Due to really old and appeared to be no longer maintained WordPress core XML-RPC functionality, AAM no longer has the ability to manage access to individual XML-RPC procedures. However, there is still the ability to completely disable this WordPress core feature on the Settings Area.
Because AAM is no longer allowed to add any physical files to a server, the Import/Export feature has been removed in favor of Access Policy. Under the hood, WordPress core actual creates a physical file that persists imported settings.
Like any other major software release, AAM is not an exception. There are several features that are not working the same way as in older AAM versions. Most of them are listed below. We did our best to keep AAM migration as smooth as possible, however, it is near to impossible to do that 100% safe way, so please do validation on your end and keep us posted in anything.
- Media Library Access. This feature was removed from the core AAM plugin and introduced as separate stand-alone free WordPress plugin. For more information, please check How to manage access to WordPress media library article.
- JWT Feature. Several breaking changes has been introduced to the API endpoints. For more information, check Utlimate guide to WordPress JWT authentication article.

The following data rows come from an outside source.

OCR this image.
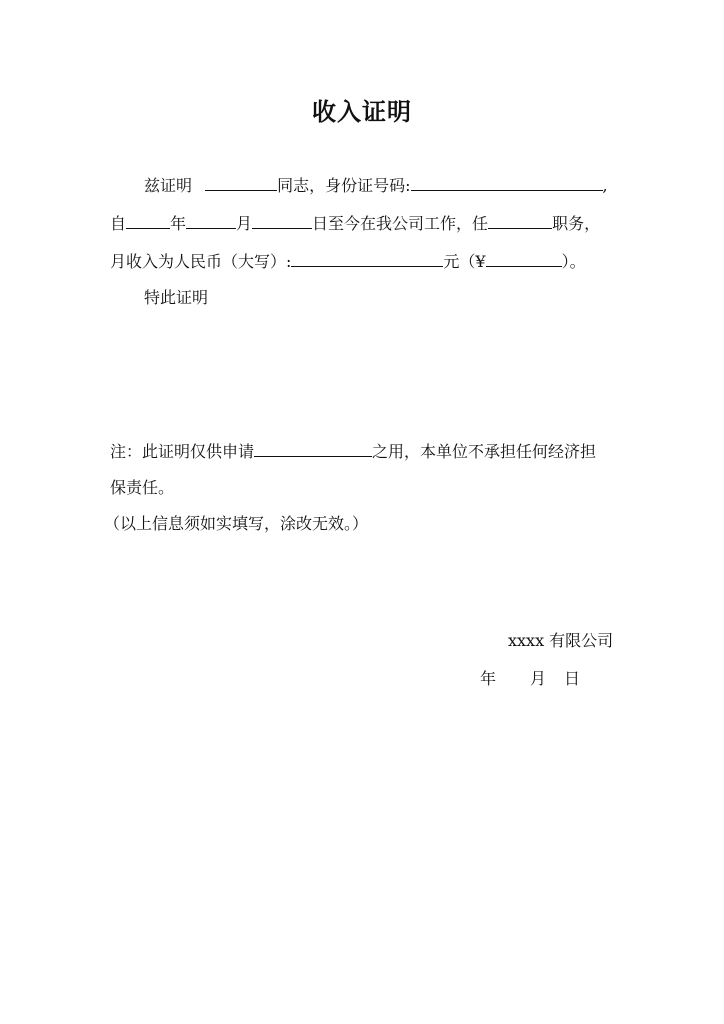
收入证明
兹证明	同志，身份证号码:	,
自	年	月	日至今在我公司工作，任	职务，
月收入为人民币（大写）:	元（¥	）。
特此证明
注：此证明仅供申请	之用，本单位不承担任何经济担
保责任。
（以上信息须如实填写，涂改无效。）
xxxx 有限公司
年 月 日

- Posts & Terms Options. We completely rewrote this feature to be 100% compatible with WordPress core. Some of the access options have been renamed and consolidated. Thre is no longer separation between Backend, Frontend and API levels due to rapid migration of WP core to RESTful API.
- AAM Capabilities. All the custom capabilities that AAM supports, have been renamed and prefixed with aam_. Double-check all available AAM capabilities on the Plugin Reference page.

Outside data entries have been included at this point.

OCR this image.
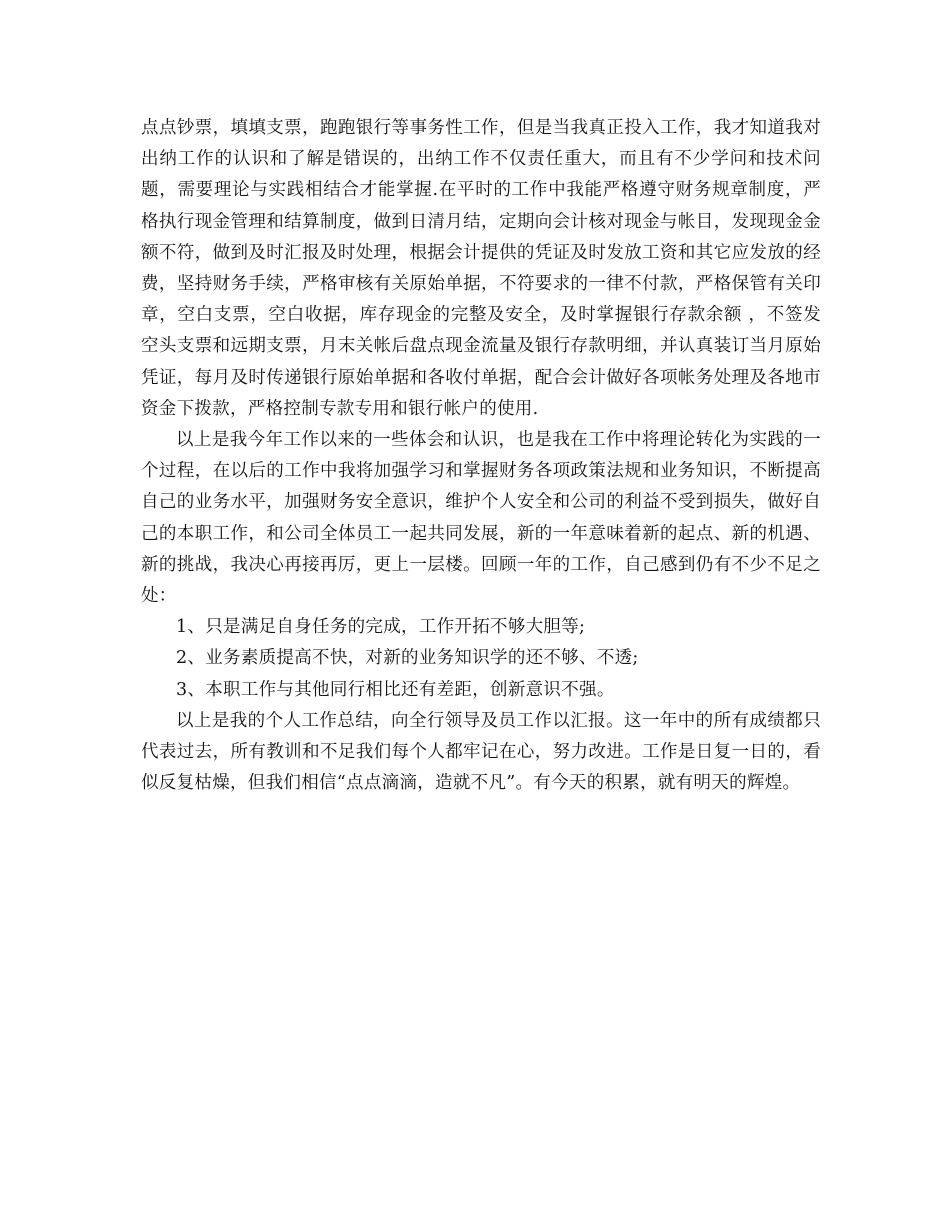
点点钞票，填填支票，跑跑银行等事务性工作，但是当我真正投入工作，我才知道我对出纳工作的认识和了解是错误的，出纳工作不仅责任重大，而且有不少学问和技术问题，需要理论与实践相结合才能掌握.在平时的工作中我能严格遵守财务规章制度，严格执行现金管理和结算制度，做到日清月结，定期向会计核对现金与帐目，发现现金金额不符，做到及时汇报及时处理，根据会计提供的凭证及时发放工资和其它应发放的经费，坚持财务手续，严格审核有关原始单据，不符要求的一律不付款，严格保管有关印章，空白支票，空白收据，库存现金的完整及安全，及时掌握银行存款余额 ，不签发空头支票和远期支票，月末关帐后盘点现金流量及银行存款明细，并认真装订当月原始凭证，每月及时传递银行原始单据和各收付单据，配合会计做好各项帐务处理及各地市资金下拨款，严格控制专款专用和银行帐户的使用.

以上是我今年工作以来的一些体会和认识，也是我在工作中将理论转化为实践的一个过程，在以后的工作中我将加强学习和掌握财务各项政策法规和业务知识，不断提高自己的业务水平，加强财务安全意识，维护个人安全和公司的利益不受到损失，做好自己的本职工作，和公司全体员工一起共同发展，新的一年意味着新的起点、新的机遇、新的挑战，我决心再接再厉，更上一层楼。回顾一年的工作，自己感到仍有不少不足之处：

1、只是满足自身任务的完成，工作开拓不够大胆等;

2、业务素质提高不快，对新的业务知识学的还不够、不透;

3、本职工作与其他同行相比还有差距，创新意识不强。

以上是我的个人工作总结，向全行领导及员工作以汇报。这一年中的所有成绩都只代表过去，所有教训和不足我们每个人都牢记在心，努力改进。工作是日复一日的，看似反复枯燥，但我们相信“点点滴滴，造就不凡”。有今天的积累，就有明天的辉煌。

- Secure Login Shortcode. Secure login shortcode, that renders login form, has been removed. We kept only Secure Login widget.

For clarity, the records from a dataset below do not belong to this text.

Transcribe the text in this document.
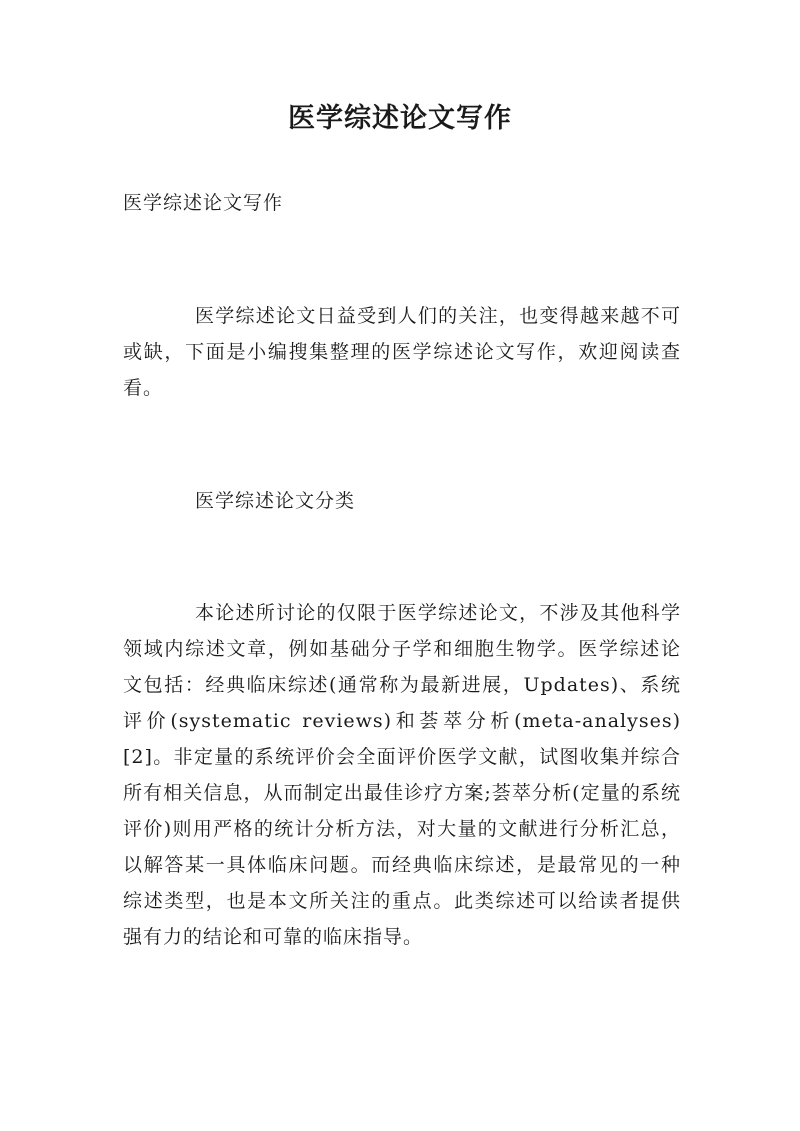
医学综述论文写作
医学综述论文写作

医学综述论文日益受到人们的关注，也变得越来越不可或缺，下面是小编搜集整理的医学综述论文写作，欢迎阅读查看。

医学综述论文分类

本论述所讨论的仅限于医学综述论文，不涉及其他科学领域内综述文章，例如基础分子学和细胞生物学。医学综述论文包括：经典临床综述(通常称为最新进展，Updates)、系统评价(systematic reviews)和荟萃分析(meta-analyses)[2]。非定量的系统评价会全面评价医学文献，试图收集并综合所有相关信息，从而制定出最佳诊疗方案;荟萃分析(定量的系统评价)则用严格的统计分析方法，对大量的文献进行分析汇总，以解答某一具体临床问题。而经典临床综述，是最常见的一种综述类型，也是本文所关注的重点。此类综述可以给读者提供强有力的结论和可靠的临床指导。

- ConfigPress Options. Majority of the ConfigPress options have been renamed or removed. Please double check your setup and contact us for assistance if needed. To get the list of all documented options, please check our Plugin Reference page.
- Access Policy Refactoring. Some of the access policies may not work as expected due to the fact that we completely rewrote the entire plugin. Refer to the Access Policy Reference Page to verify that your resources and actions are defined properly. Contact us, if assistance is needed.
- Import/Export Feature is Removed. Due to non-negotiable rules, this feature has been removed. We encourage you to build a colletion of access policies that enhance your website security and complience.
Things that are still under development
For the next few months, we are going to work on the following items as part of our commitment:
- E-Commerce Add-On. AAM 6.0.0 completely changes the way it works with all existing extensions and premium add-ons. E-Commerce currently is compatible only with AAM version 5 and we are rewriting it to be enhanced with more features. Currently estimated to be delivered by the mid of December;
- User Activity Monitoring. This is one of our biggest targets for the next 2-3 months. This is going to be available as a free WordPress plugin with an opt-in option for our SaaS solution. More details are coming later;
AAM today is already a well-recognized solution for the WordPress CMS. It is actively used by a very large number of websites, including really big international corporations, governments around the world and highly regulated industries. That alone speaks about the great value proposition that AAM provides.
This factor was the main reason, we’ve completely revised the entire plugin’s implementation (over 200 files and more than 1.5 million characters of code) to meet high quality and security standards.
AAM 6.0.0 is just the beginning for the new generation of access, security and compliance suite of tools that will change the way people manage WordPress websites. We strongly believe in our vision and we take one day-at-a-time to deliver our commitments.